La Philip Morris ha evitato un disastro finanziario senza precedenti: non dovrà più pagare l'astronomica multa di dieci miliardi di dollari (circa 8 miliardi e mezzo di euro) ai milioni e milioni di fumatori delle sue sigarette «light», come aveva sentenziato nel marzo del 2003 il tribunale di primo grado della Contea di Madison.
La Corte suprema dello Stato dell'Illinois ha totalmente ribaltato ieri questa sentenza e stabilito che la multinazionale del tabacco (controlla il 48 per cento del mercato Usa del tabacco) non abbia ingannato affatto il pubblico e nascosto informazioni e dati scientifici che queste sigarette leggere hanno addirittura una «forma maggiore di tossicità di catrame». Dopo questa vittoria legale, che per decenni metterà al riparo le multinazionali del tabacco Usa da sentenze e rimborsi spesso di centinaia o addirittura di migliaia di milioni di dollari a favore di fumatori incalliti ora gravemente malati o di parenti di fumatori scomparsi, il titolo Altria Group Inc. (è la conglomerata di cui fa parte la Philip Morris) è volata a Wall Street di quasi il 5 per cento toccando la quota record di 77,68 dollari.
Una sentenza, però, largamente prevista dai mercati e dagli analisti del settore, i quali puntavano sulla vittoria del colosso del tabacco per diversi motivi oggettivi: primo fra tutti il risarcimento astronomico stabilito in primo grado. Difatti i fumatori «light» non hanno accusato la Philip Morris che queste nuove sigarette introdotte a partire dal 1971 hanno causato loro gravi problemi di salute. E come hanno brillantemente sostenuto i legali della multinazionale del tabacco che ha sede a Richmond, in Virginia, su ogni pacchetto delle «light» era ed è riportata correttamente la spiegazione che si tratta di sigarette non meno pericolose per la salute dei fumatori rispetto a quelle normali come le Marlboro classic.

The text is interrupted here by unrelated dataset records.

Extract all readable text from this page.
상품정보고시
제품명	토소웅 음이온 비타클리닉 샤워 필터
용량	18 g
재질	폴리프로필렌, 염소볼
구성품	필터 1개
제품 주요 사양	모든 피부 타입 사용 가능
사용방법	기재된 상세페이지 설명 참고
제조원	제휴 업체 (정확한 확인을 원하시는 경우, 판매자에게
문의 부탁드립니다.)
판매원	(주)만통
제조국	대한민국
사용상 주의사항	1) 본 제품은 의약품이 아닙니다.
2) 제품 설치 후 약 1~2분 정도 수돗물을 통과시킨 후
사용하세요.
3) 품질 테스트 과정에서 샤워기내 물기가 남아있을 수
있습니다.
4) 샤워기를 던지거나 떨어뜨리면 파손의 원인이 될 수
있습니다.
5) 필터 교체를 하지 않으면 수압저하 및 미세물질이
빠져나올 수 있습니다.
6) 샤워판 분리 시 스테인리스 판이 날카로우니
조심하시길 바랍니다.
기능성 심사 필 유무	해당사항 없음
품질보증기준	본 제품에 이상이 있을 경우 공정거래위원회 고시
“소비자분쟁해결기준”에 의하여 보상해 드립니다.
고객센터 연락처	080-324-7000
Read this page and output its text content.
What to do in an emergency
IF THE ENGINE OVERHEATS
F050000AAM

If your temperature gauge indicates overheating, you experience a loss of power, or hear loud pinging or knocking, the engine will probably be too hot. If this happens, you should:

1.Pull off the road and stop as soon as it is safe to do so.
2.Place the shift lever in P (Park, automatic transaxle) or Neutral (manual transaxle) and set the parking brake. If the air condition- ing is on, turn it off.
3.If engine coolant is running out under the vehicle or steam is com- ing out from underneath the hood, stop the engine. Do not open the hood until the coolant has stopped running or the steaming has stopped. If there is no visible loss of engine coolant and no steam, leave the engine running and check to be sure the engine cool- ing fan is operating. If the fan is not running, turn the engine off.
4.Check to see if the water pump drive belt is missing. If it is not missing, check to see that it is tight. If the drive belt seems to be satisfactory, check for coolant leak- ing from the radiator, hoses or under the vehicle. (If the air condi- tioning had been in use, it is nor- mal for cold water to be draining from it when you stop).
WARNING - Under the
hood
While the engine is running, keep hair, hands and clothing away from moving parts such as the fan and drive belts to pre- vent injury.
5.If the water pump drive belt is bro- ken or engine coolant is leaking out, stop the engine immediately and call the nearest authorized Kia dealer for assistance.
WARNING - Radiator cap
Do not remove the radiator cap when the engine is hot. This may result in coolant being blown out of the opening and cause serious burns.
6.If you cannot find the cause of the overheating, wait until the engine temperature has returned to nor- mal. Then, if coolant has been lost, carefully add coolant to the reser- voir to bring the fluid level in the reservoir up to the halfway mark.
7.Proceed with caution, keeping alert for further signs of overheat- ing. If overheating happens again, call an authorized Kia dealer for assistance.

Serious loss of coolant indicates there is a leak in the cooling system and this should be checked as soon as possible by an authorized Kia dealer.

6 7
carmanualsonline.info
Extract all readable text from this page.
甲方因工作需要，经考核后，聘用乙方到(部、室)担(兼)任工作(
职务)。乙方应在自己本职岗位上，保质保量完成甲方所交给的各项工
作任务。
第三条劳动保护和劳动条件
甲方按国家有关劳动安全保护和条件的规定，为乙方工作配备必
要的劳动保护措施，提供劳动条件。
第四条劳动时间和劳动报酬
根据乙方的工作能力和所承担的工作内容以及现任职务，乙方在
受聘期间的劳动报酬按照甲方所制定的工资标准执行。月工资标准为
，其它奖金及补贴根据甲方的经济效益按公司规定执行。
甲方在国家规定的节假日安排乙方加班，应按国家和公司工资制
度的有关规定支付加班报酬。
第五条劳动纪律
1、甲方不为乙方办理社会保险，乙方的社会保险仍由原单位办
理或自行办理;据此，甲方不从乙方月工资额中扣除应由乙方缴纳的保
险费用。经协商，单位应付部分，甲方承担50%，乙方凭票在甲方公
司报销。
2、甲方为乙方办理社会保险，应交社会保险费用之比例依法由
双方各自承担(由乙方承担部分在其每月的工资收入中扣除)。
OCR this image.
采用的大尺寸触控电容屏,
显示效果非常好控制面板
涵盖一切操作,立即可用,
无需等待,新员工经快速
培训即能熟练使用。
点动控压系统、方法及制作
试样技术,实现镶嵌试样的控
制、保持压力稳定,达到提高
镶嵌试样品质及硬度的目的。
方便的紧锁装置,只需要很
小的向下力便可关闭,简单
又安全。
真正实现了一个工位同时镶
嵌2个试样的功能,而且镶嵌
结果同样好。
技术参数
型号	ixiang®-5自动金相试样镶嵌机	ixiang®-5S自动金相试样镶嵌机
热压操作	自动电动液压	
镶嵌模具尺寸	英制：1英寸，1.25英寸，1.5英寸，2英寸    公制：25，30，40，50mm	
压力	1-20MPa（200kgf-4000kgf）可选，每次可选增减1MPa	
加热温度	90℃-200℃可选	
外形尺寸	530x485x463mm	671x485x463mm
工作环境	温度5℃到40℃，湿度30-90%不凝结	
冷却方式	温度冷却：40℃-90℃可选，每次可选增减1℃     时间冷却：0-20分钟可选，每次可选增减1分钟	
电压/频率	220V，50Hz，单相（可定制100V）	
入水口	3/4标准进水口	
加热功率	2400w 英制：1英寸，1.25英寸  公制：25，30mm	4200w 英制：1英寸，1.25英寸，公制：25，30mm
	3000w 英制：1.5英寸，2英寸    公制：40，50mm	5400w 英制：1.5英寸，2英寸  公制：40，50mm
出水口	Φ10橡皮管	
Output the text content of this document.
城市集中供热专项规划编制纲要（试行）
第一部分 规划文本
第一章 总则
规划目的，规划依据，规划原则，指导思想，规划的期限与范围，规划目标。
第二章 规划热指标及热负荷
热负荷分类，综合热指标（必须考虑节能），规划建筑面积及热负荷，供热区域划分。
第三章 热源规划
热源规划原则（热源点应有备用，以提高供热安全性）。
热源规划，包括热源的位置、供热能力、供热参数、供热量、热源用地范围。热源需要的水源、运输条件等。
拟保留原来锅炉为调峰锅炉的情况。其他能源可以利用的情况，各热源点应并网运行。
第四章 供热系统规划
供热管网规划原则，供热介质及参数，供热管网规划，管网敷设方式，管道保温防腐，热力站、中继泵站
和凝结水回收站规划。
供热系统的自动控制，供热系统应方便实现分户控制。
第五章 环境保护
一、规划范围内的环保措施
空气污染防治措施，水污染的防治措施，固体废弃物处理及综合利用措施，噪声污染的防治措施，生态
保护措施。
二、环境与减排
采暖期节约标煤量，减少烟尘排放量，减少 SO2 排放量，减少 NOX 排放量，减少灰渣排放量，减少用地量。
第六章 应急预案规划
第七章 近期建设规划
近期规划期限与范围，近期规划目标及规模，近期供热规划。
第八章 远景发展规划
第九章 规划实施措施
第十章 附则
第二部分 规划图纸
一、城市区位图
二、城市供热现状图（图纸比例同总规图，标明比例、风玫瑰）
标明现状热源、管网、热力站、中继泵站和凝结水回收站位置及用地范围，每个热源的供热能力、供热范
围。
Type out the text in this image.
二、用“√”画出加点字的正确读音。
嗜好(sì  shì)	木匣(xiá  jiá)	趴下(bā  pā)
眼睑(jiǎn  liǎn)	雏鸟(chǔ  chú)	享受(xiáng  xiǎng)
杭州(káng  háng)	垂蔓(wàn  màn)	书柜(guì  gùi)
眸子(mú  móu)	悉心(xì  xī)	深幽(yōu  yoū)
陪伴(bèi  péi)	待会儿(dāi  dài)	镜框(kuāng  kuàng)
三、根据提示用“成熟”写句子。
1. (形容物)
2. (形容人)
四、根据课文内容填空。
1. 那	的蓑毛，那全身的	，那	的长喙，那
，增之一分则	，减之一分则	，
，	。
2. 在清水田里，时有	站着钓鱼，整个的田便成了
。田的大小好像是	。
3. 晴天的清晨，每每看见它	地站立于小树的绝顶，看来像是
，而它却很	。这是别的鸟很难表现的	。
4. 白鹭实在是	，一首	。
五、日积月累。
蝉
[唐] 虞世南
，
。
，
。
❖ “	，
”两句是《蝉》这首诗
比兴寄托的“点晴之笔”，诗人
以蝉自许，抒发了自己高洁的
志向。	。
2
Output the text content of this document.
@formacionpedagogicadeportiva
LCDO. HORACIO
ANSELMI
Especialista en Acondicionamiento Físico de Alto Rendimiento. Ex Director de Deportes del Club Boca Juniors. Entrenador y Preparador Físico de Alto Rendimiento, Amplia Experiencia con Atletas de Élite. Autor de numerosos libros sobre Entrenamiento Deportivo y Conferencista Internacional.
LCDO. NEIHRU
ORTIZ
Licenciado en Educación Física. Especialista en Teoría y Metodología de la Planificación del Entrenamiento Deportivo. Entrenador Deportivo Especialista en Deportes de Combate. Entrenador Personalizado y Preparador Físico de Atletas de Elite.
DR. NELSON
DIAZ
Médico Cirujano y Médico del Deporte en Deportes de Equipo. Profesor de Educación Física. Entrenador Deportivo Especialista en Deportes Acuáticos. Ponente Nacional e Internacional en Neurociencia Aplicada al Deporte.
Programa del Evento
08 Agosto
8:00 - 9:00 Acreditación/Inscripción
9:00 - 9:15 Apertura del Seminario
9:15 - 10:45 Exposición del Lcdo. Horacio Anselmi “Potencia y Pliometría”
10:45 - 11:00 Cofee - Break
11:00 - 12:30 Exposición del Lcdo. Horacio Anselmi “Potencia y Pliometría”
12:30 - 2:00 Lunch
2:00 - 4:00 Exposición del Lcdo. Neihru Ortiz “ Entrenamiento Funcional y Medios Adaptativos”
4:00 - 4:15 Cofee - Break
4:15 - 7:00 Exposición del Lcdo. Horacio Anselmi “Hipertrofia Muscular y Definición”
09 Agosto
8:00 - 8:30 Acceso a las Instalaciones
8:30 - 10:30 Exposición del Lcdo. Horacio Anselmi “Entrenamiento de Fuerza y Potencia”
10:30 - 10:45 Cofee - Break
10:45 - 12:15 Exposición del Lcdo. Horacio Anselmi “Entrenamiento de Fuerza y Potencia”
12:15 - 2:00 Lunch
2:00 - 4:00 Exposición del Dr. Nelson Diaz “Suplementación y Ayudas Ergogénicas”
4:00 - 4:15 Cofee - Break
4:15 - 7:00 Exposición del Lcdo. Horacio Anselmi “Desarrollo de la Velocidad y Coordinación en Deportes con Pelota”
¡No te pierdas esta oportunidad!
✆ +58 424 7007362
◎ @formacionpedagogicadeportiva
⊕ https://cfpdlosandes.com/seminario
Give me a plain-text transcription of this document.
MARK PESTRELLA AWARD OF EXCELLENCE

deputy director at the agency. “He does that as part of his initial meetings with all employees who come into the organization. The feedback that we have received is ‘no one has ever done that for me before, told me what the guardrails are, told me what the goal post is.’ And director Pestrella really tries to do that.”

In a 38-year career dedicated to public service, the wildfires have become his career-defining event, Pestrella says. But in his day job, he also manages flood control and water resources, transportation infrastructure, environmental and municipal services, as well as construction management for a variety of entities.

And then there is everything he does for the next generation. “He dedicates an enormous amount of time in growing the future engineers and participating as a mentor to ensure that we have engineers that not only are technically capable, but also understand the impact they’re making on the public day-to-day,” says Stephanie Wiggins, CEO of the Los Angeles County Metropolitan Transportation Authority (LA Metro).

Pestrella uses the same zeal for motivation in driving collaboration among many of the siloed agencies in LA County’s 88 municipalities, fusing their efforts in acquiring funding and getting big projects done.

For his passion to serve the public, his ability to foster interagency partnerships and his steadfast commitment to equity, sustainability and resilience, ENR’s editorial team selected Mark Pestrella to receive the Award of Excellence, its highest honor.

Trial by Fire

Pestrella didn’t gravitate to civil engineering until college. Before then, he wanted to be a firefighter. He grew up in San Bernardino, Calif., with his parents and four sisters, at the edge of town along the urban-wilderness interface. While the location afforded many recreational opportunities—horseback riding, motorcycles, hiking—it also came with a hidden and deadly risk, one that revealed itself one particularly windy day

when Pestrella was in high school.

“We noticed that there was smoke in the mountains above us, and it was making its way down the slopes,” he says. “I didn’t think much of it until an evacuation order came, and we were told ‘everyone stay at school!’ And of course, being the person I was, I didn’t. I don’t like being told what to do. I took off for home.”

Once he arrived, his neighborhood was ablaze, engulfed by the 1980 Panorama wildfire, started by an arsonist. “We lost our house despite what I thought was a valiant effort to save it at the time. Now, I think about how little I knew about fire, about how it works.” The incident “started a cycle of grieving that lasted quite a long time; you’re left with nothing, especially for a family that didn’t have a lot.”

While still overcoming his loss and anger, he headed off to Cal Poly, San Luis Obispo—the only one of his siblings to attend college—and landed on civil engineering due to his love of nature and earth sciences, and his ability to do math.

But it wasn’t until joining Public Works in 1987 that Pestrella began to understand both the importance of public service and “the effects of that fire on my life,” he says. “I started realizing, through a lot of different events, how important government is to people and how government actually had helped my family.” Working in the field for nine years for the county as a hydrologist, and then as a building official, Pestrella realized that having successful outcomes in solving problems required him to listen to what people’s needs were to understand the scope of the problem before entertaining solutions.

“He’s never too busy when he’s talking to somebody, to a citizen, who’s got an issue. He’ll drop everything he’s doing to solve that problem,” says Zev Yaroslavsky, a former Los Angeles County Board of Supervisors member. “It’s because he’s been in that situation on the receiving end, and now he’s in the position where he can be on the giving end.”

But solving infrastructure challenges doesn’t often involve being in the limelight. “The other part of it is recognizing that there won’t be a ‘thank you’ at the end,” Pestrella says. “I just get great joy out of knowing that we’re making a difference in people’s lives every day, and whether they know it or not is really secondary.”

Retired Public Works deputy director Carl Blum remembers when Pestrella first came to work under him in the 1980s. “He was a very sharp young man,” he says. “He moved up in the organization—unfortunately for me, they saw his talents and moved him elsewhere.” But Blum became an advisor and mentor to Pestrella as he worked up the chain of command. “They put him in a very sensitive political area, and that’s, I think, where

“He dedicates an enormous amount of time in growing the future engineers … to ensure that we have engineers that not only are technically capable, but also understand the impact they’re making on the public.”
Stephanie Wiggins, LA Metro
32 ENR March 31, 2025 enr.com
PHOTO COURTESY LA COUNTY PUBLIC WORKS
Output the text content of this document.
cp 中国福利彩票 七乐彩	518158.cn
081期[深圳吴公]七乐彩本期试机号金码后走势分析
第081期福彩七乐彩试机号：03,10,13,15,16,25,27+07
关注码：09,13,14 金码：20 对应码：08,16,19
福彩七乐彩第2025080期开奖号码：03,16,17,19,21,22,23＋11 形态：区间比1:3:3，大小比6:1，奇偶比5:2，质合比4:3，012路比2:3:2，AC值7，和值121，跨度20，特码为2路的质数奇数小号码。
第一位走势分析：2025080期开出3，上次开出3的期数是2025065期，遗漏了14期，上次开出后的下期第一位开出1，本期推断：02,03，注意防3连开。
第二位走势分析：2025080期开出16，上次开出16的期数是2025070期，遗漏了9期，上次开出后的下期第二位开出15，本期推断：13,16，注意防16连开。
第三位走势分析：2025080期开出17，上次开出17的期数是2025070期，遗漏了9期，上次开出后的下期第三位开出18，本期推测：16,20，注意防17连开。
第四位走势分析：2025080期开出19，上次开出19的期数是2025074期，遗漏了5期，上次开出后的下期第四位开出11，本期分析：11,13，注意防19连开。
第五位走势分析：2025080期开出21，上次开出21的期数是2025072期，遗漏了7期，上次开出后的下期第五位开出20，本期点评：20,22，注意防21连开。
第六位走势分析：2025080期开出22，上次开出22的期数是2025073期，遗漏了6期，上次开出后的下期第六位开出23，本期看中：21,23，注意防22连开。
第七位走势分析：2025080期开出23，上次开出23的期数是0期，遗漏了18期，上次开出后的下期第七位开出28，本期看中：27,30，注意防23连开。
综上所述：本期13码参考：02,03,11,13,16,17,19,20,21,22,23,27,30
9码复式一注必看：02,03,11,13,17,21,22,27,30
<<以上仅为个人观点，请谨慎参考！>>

I fumatori hanno denunciato la multinazionale della Virginia solo e soltanto per il fatto che avrebbe nascosto le informazioni medico-scientifiche su come le «light» fossero più dannose per la salute rispetto alle sigarette normali. Questa tesi era stata accolta in pieno due anni fa dal giudice della Contea di Madison, Nicholas Byron, il quale aveva stabilito che le varie campagne pubblicitarie della Philip Morris facevano credere al pubblico americano che le light erano meno nocive per la salute rispetto alle classiche. Lo stesso giudice Byron aveva scritto la sentenza di suo pugno e stabilito il rimborso punitivo più alto nella storia americana di ben 10mila milioni di dollari che dovevano essere pagati ai milioni di fumatori truffati. Questa Corte era formata da sette giudici, due misero a verbale la loro totale contrarietà alla sentenza e alla richiesta dei danni punitivi del giudice Byron, un terzo che era anche il presidente non si pronunciò in quanto era legato da rapporti di amicizia e interesse con uno degli avvocati della Philip Morris. La Corte suprema dell'Illinois invece ieri ha unanimemente rigettata la sentenza supermiliardaria di primo grado, nove membri su nove hanno firmato il verdetto che impone al tribunale della Contea di Madison l'archiviazione for ever (per sempre) di ogni procedura contro la Philip Morris. Sarebbero circa una ottantina di cause molto simili, limitatamente alle sigarette «light», che pendono nei vari tribunali americani sia in primo che in secondo grado e la sentenza emessa ieri dalla Corte suprema dell'Illinois ha creato ora un precedente a favore del colosso del tabacco Usa.